For all of Charles I’s many faults and missteps, Braddick’s book showed the battle for legitimacy between crown and parliament as much more finely balanced  than I remembered. And the victory of the parliamentary cause seemed, in the end, more like a military coup than a democratic revolution. In recent years, there has been a tendency to confer retrospective secular sainthood on groups like the Levellers and to throw an ahistorical social-democratic patina over the Roundheads generally. But reading Braddick’s history, Cromwell seemed more like Lenin or Mao than Attlee or Bevan. As for the New Model Army, seeking to impose their theocratic will by force of arms and (when in power) banning Christmas, closing down theatres and imposing strict dress codes, one was reminded less of the dear old Labour Party than of the Taliban or the Iranian Revolutionary Guard.

And if you want to see what happened when the Puritans got a chance to found their own God-bothering commonwealth, just think of New England later in the seventeenth century: the memory of what happened at Salem is a useful corrective to any notion that they foreshadowed modern egalitarian tolerance.
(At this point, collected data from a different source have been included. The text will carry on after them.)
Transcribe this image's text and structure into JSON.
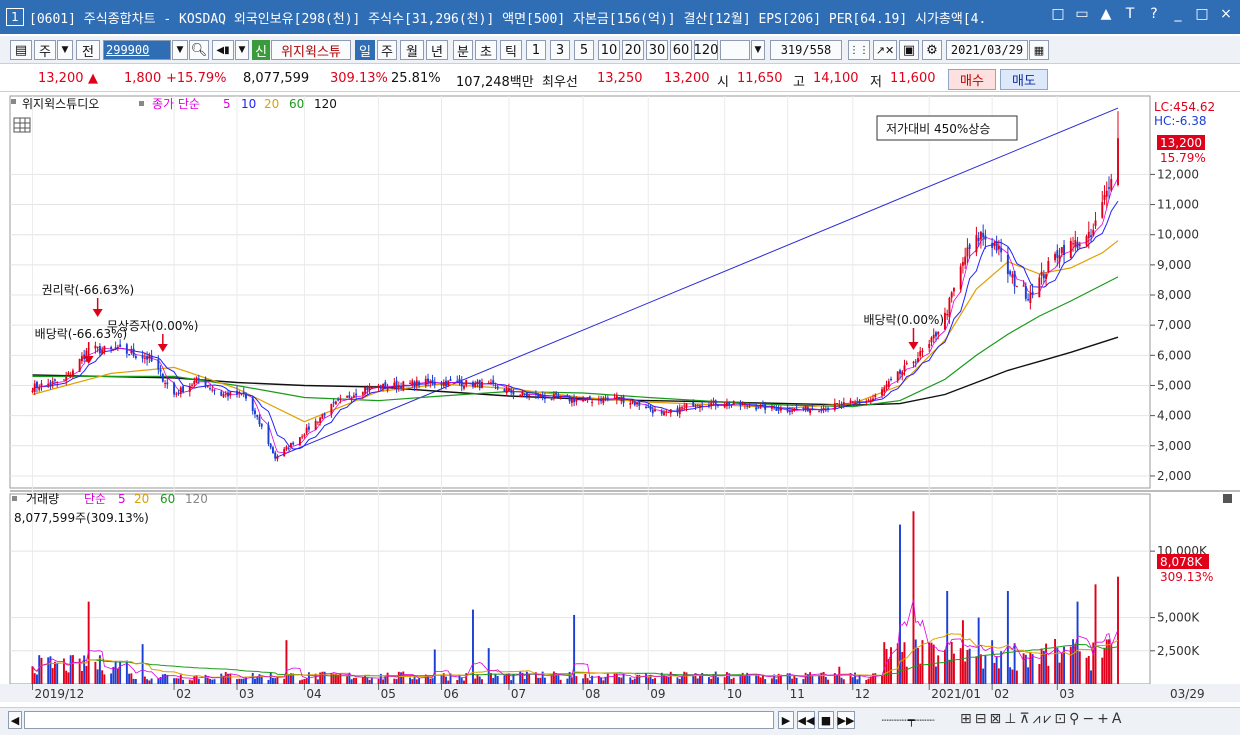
{
  "window": {
    "number": "1",
    "title": "[0601] 주식종합차트 - KOSDAQ 외국인보유[298(천)] 주식수[31,296(천)] 액면[500] 자본금[156(억)] 결산[12월] EPS[206] PER[64.19] 시가총액[4.",
    "controls": [
      "□",
      "▭",
      "▲",
      "T",
      "?",
      "_",
      "□",
      "×"
    ]
  },
  "toolbar": {
    "week_label": "주",
    "prev_label": "전",
    "stock_code": "299900",
    "stock_name": "위지윅스튜",
    "shin_label": "신",
    "periods": [
      "일",
      "주",
      "월",
      "년",
      "분",
      "초",
      "틱"
    ],
    "active_period": "일",
    "intervals": [
      "1",
      "3",
      "5",
      "10",
      "20",
      "30",
      "60",
      "120"
    ],
    "count": "319/558",
    "date": "2021/03/29"
  },
  "quote": {
    "price": "13,200",
    "up_symbol": "▲",
    "change": "1,800",
    "change_pct": "+15.79%",
    "volume": "8,077,599",
    "volume_ratio": "309.13%",
    "turnover": "25.81%",
    "amount": "107,248백만",
    "best_label": "최우선",
    "best_ask": "13,250",
    "best_bid": "13,200",
    "open_label": "시",
    "open": "11,650",
    "high_label": "고",
    "high": "14,100",
    "low_label": "저",
    "low": "11,600",
    "buy_label": "매수",
    "sell_label": "매도"
  },
  "price_panel": {
    "name": "위지윅스튜디오",
    "series_label": "종가 단순",
    "ma_labels": [
      "5",
      "10",
      "20",
      "60",
      "120"
    ],
    "lc": "LC:454.62",
    "hc": "HC:-6.38",
    "price_tag": "13,200",
    "pct_tag": "15.79%",
    "annotation_box": "저가대비 450%상승",
    "events": [
      "권리락(-66.63%)",
      "무상증자(0.00%)",
      "배당락(-66.63%)",
      "배당락(0.00%)"
    ]
  },
  "volume_panel": {
    "title": "거래량",
    "series_label": "단순",
    "ma_labels": [
      "5",
      "20",
      "60",
      "120"
    ],
    "current": "8,077,599주(309.13%)",
    "tag": "8,078K",
    "tag_pct": "309.13%"
  },
  "colors": {
    "up": "#e0001a",
    "down": "#1a3fd6",
    "ma5": "#e000e0",
    "ma10": "#2020ff",
    "ma20": "#e0a000",
    "ma60": "#1a9a1a",
    "ma120": "#111111",
    "trendline": "#2a2ad6",
    "title_bar": "#2f6db5"
  },
  "chart_data": [
    {
      "type": "candlestick",
      "title": "위지윅스튜디오",
      "ylim": [
        1600,
        14600
      ],
      "y_ticks": [
        2000,
        3000,
        4000,
        5000,
        6000,
        7000,
        8000,
        9000,
        10000,
        11000,
        12000
      ],
      "y_tick_labels": [
        "2,000",
        "3,000",
        "4,000",
        "5,000",
        "6,000",
        "7,000",
        "8,000",
        "9,000",
        "10,000",
        "11,000",
        "12,000"
      ],
      "x_labels": [
        {
          "label": "2019/12",
          "date": "2019-12-02"
        },
        {
          "label": "02",
          "date": "2020-02-03"
        },
        {
          "label": "03",
          "date": "2020-03-02"
        },
        {
          "label": "04",
          "date": "2020-04-01"
        },
        {
          "label": "05",
          "date": "2020-05-04"
        },
        {
          "label": "06",
          "date": "2020-06-01"
        },
        {
          "label": "07",
          "date": "2020-07-01"
        },
        {
          "label": "08",
          "date": "2020-08-03"
        },
        {
          "label": "09",
          "date": "2020-09-01"
        },
        {
          "label": "10",
          "date": "2020-10-05"
        },
        {
          "label": "11",
          "date": "2020-11-02"
        },
        {
          "label": "12",
          "date": "2020-12-01"
        },
        {
          "label": "2021/01",
          "date": "2021-01-04"
        },
        {
          "label": "02",
          "date": "2021-02-01"
        },
        {
          "label": "03",
          "date": "2021-03-02"
        },
        {
          "label": "03/29",
          "date": "2021-03-29"
        }
      ],
      "close_path": [
        [
          "2019-12-02",
          4950
        ],
        [
          "2019-12-16",
          5150
        ],
        [
          "2019-12-27",
          6200
        ],
        [
          "2020-01-10",
          6150
        ],
        [
          "2020-01-23",
          5900
        ],
        [
          "2020-02-03",
          4700
        ],
        [
          "2020-02-14",
          5200
        ],
        [
          "2020-02-24",
          4700
        ],
        [
          "2020-03-05",
          4700
        ],
        [
          "2020-03-13",
          3600
        ],
        [
          "2020-03-19",
          2600
        ],
        [
          "2020-03-30",
          3300
        ],
        [
          "2020-04-13",
          4300
        ],
        [
          "2020-04-27",
          4900
        ],
        [
          "2020-05-11",
          5000
        ],
        [
          "2020-05-25",
          5100
        ],
        [
          "2020-06-08",
          5100
        ],
        [
          "2020-06-22",
          5000
        ],
        [
          "2020-07-06",
          4700
        ],
        [
          "2020-07-20",
          4600
        ],
        [
          "2020-08-03",
          4500
        ],
        [
          "2020-08-18",
          4600
        ],
        [
          "2020-08-31",
          4300
        ],
        [
          "2020-09-07",
          4000
        ],
        [
          "2020-09-21",
          4400
        ],
        [
          "2020-10-05",
          4400
        ],
        [
          "2020-10-19",
          4300
        ],
        [
          "2020-11-02",
          4200
        ],
        [
          "2020-11-16",
          4250
        ],
        [
          "2020-11-30",
          4400
        ],
        [
          "2020-12-10",
          4550
        ],
        [
          "2020-12-22",
          5400
        ],
        [
          "2021-01-04",
          6300
        ],
        [
          "2021-01-11",
          7300
        ],
        [
          "2021-01-20",
          9300
        ],
        [
          "2021-01-27",
          10000
        ],
        [
          "2021-02-03",
          9600
        ],
        [
          "2021-02-09",
          8600
        ],
        [
          "2021-02-17",
          8000
        ],
        [
          "2021-02-24",
          8700
        ],
        [
          "2021-03-03",
          9500
        ],
        [
          "2021-03-10",
          9700
        ],
        [
          "2021-03-17",
          9900
        ],
        [
          "2021-03-24",
          11400
        ],
        [
          "2021-03-29",
          13200
        ]
      ],
      "last_candle": {
        "date": "2021-03-29",
        "open": 11650,
        "high": 14100,
        "low": 11600,
        "close": 13200
      },
      "moving_averages": {
        "ma20": [
          [
            "2019-12-02",
            4700
          ],
          [
            "2020-01-06",
            5400
          ],
          [
            "2020-02-03",
            5600
          ],
          [
            "2020-03-02",
            4900
          ],
          [
            "2020-04-01",
            3800
          ],
          [
            "2020-05-04",
            4800
          ],
          [
            "2020-06-01",
            5050
          ],
          [
            "2020-07-01",
            4900
          ],
          [
            "2020-08-03",
            4600
          ],
          [
            "2020-09-01",
            4450
          ],
          [
            "2020-10-05",
            4350
          ],
          [
            "2020-11-02",
            4250
          ],
          [
            "2020-12-01",
            4400
          ],
          [
            "2020-12-22",
            5000
          ],
          [
            "2021-01-11",
            6500
          ],
          [
            "2021-01-25",
            8200
          ],
          [
            "2021-02-08",
            9100
          ],
          [
            "2021-02-22",
            8700
          ],
          [
            "2021-03-08",
            8900
          ],
          [
            "2021-03-22",
            9400
          ],
          [
            "2021-03-29",
            9800
          ]
        ],
        "ma60": [
          [
            "2019-12-02",
            5300
          ],
          [
            "2020-02-03",
            5300
          ],
          [
            "2020-03-02",
            5000
          ],
          [
            "2020-04-01",
            4600
          ],
          [
            "2020-05-04",
            4500
          ],
          [
            "2020-06-01",
            4650
          ],
          [
            "2020-07-01",
            4800
          ],
          [
            "2020-08-03",
            4750
          ],
          [
            "2020-09-01",
            4600
          ],
          [
            "2020-10-05",
            4450
          ],
          [
            "2020-11-02",
            4350
          ],
          [
            "2020-12-01",
            4300
          ],
          [
            "2020-12-22",
            4500
          ],
          [
            "2021-01-11",
            5200
          ],
          [
            "2021-01-25",
            6000
          ],
          [
            "2021-02-08",
            6700
          ],
          [
            "2021-02-22",
            7300
          ],
          [
            "2021-03-08",
            7800
          ],
          [
            "2021-03-29",
            8600
          ]
        ],
        "ma120": [
          [
            "2019-12-02",
            5350
          ],
          [
            "2020-02-03",
            5250
          ],
          [
            "2020-03-02",
            5100
          ],
          [
            "2020-04-01",
            5000
          ],
          [
            "2020-05-04",
            4950
          ],
          [
            "2020-06-01",
            4800
          ],
          [
            "2020-07-01",
            4650
          ],
          [
            "2020-08-03",
            4550
          ],
          [
            "2020-09-01",
            4500
          ],
          [
            "2020-10-05",
            4450
          ],
          [
            "2020-11-02",
            4400
          ],
          [
            "2020-12-01",
            4350
          ],
          [
            "2020-12-22",
            4400
          ],
          [
            "2021-01-11",
            4700
          ],
          [
            "2021-01-25",
            5100
          ],
          [
            "2021-02-08",
            5500
          ],
          [
            "2021-02-22",
            5800
          ],
          [
            "2021-03-08",
            6100
          ],
          [
            "2021-03-29",
            6600
          ]
        ]
      },
      "trendline": [
        [
          "2020-03-19",
          2600
        ],
        [
          "2021-03-29",
          14200
        ]
      ],
      "event_markers": [
        {
          "label": "권리락(-66.63%)",
          "date": "2019-12-31"
        },
        {
          "label": "무상증자(0.00%)",
          "date": "2020-01-29"
        },
        {
          "label": "배당락(-66.63%)",
          "date": "2019-12-27"
        },
        {
          "label": "배당락(0.00%)",
          "date": "2020-12-28"
        }
      ]
    },
    {
      "type": "bar",
      "title": "거래량",
      "ylim": [
        0,
        14000
      ],
      "y_ticks": [
        2500,
        5000,
        10000
      ],
      "y_tick_labels": [
        "2,500K",
        "5,000K",
        "10,000K"
      ],
      "unit": "K",
      "spikes": [
        [
          "2019-12-27",
          6200
        ],
        [
          "2020-01-20",
          3000
        ],
        [
          "2020-03-24",
          3300
        ],
        [
          "2020-05-29",
          2600
        ],
        [
          "2020-06-15",
          5600
        ],
        [
          "2020-06-22",
          2700
        ],
        [
          "2020-07-30",
          5200
        ],
        [
          "2020-11-25",
          1300
        ],
        [
          "2020-12-22",
          12000
        ],
        [
          "2020-12-28",
          13000
        ],
        [
          "2021-01-12",
          7000
        ],
        [
          "2021-01-19",
          4800
        ],
        [
          "2021-01-26",
          5000
        ],
        [
          "2021-02-08",
          7000
        ],
        [
          "2021-03-11",
          6200
        ],
        [
          "2021-03-19",
          7500
        ],
        [
          "2021-03-29",
          8078
        ]
      ]
    }
  ]
}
Nearer to home, the three words ‘Cromwell in Ireland’ should be enough to undermine any simple notion of a great democratic liberator.

It goes to show that you shouldn’t try to interpret past conflicts in terms of modern categories. ‘Roundhead’ and ‘Cavalier’ aren’t timeless universals, but labels with very particular meanings in a very different historical context. The same goes for ‘Tory’ and ‘Whig’ in the next century, labels which are easily misconstrued in terms of today’s Conservative-Labour divisions, when in fact (for example) Tories began as supporters of the insurrectionist Jacobite Pretender, while the original Whigs were those dour and paternalist Presbyterians again.

Two more points. What if, rather than representing two persistent ‘tribes’ of Britons, the Cavaliers and Roundheads reflect two complementary aspects of the British spiritual and political psyche that were unnaturally split apart some time in the sixteenth century (the Reformation having a lot to do with it)? And what if, rather than representing a cleavage in society, these labels reflect a fault-line that runs through each of us? After all, it was said of Robbie Burns that he was both Jacobin and Jacobite, a paradoxical position that sounds impossible to sustain, but one with which I have an instinctive sympathy. What if there’s both a bit of the Roundhead and a bit of the Cavalier in anyone with any kind of sympathetic imagination, and the struggle isn’t to decide which one you are, or to defeat one or the other, but to reconcile the warring tendencies within oneself...?


2 comments:

jams o donnell said...

I recorded the prog but I don't think I will waste any time with it now.

No Good Boyo said...

Excellent post, Martin. Radio 4 is becoming more like an audio-stream BBC TV every day, with a few honourable exceptions. There was and is a libertarian/authoritarian strand that cut across the Roundhead/Cavalier divide.